Claude Molyneux, in all the glory of fourteen summers and a suit of new white flannels, stands looking up with a slight frown of impatience at an open bay-window. It has been one of the hottest of August days; and now at four o'clock in the afternoon the haze of heat hangs over the sea, and makes a purple cloud of the distant coast. But, for all that, it is splendid weather; just the kind of weather that a boy likes when he comes to spend his holidays at the seaside; and Claude, who is an Indian-born boy, has no objection to a good hot summer.

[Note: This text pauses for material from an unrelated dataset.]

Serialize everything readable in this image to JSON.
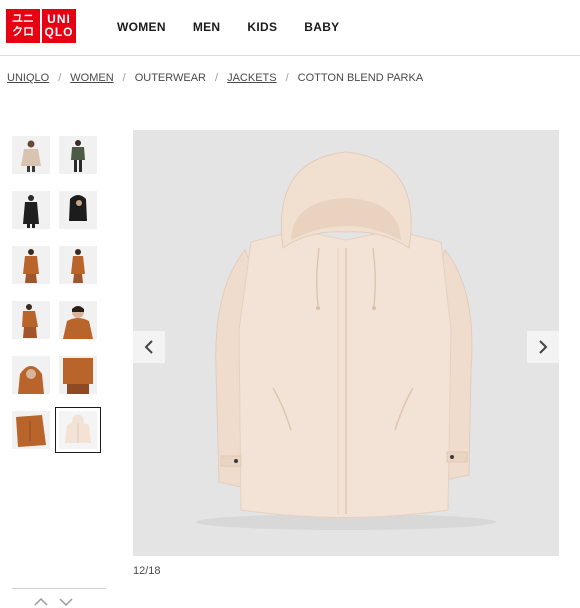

As he stands, hands in pockets, on the narrow pebbled path under the window, you cannot help admiring the grace of his slim, well-knit figure, and the delicate moulding of his features. The fair skin is sun-tanned, as a boy's skin ought to be; the eyes, large and heavy-lidded, are of a dark grey, not brilliant, but soft; the light, fine hair is cropped close to the shapely head. He is a lad that one likes at the first glance; and although one sees, all too plainly, that those chiselled lips can take a disdainful curl sometimes, one knows instinctively that they may always be trusted to tell the simple truth. Anything mean, anything sneaky, could not live in the steady light of those dark-grey eyes.

"I say, Bee-e!" he sings out again, with a little drawl, which, however, does not make the tone less imperative. Master Claude is not accustomed to be kept waiting, and is beginning to think himself rather badly used.

"Coming," cries a sweet treble; and then a head and shoulders appear above the row of scarlet geraniums on the window-sill.

She is worth waiting for, this loitering Bee, whose thirteen years have given her none of the airs of premature womanhood. Her smooth round cheeks are tinted with the tender pink of the shell; her great eyes, of speedwell blue, are opened frankly and fearlessly on the whole world. Taken singly, not one of her features is, perhaps, quite faultless; but it would be hard to find a critic who could quarrel with the small face, framed in waves of ruddy golden hair that go tumbling down below her waist. You can see a freckle or two on the sides of her little nose, and notice that her slender hands are browned by the sea-side sun; for Bee is one of those lucky girls who are permitted to dabble freely in salt-water, and get all the benefit that briny breezes can bestow.

"I couldn't come sooner," she says in a tone of apology. "We always have to learn a hymn on Saturdays, and I've had such a bother with Dolly. She would want to know where 'the scoffer's seat' was, and if it had a cushion? And it does so worry me to try to explain."

"Oh, you poor thing—you must be quite worn out!" responds Claude, with genuine sympathy. "But make haste; you haven't got your hat on yet."

Bee makes a little dive, and brings up a wide-brimmed sailor's hat with a blue ribbon round it. She puts it on, fastens it securely under the silken masses of her hair, and then declares herself to be quite ready.

In the next instant the girl and boy are walking side by side along the shore, near enough to the sea to hear the soft rush of the tide. The blue eyes are turned inquiringly on Claude's face, which is just a shade graver than it ought to be on this delightful do-nothing day.

"Bee," he says after a silence, "I don't quite approve of your being great friends with Crooke—Tim Crooke. What a name it is! He may be a good sort of fellow, but he's not in our set at all, you know."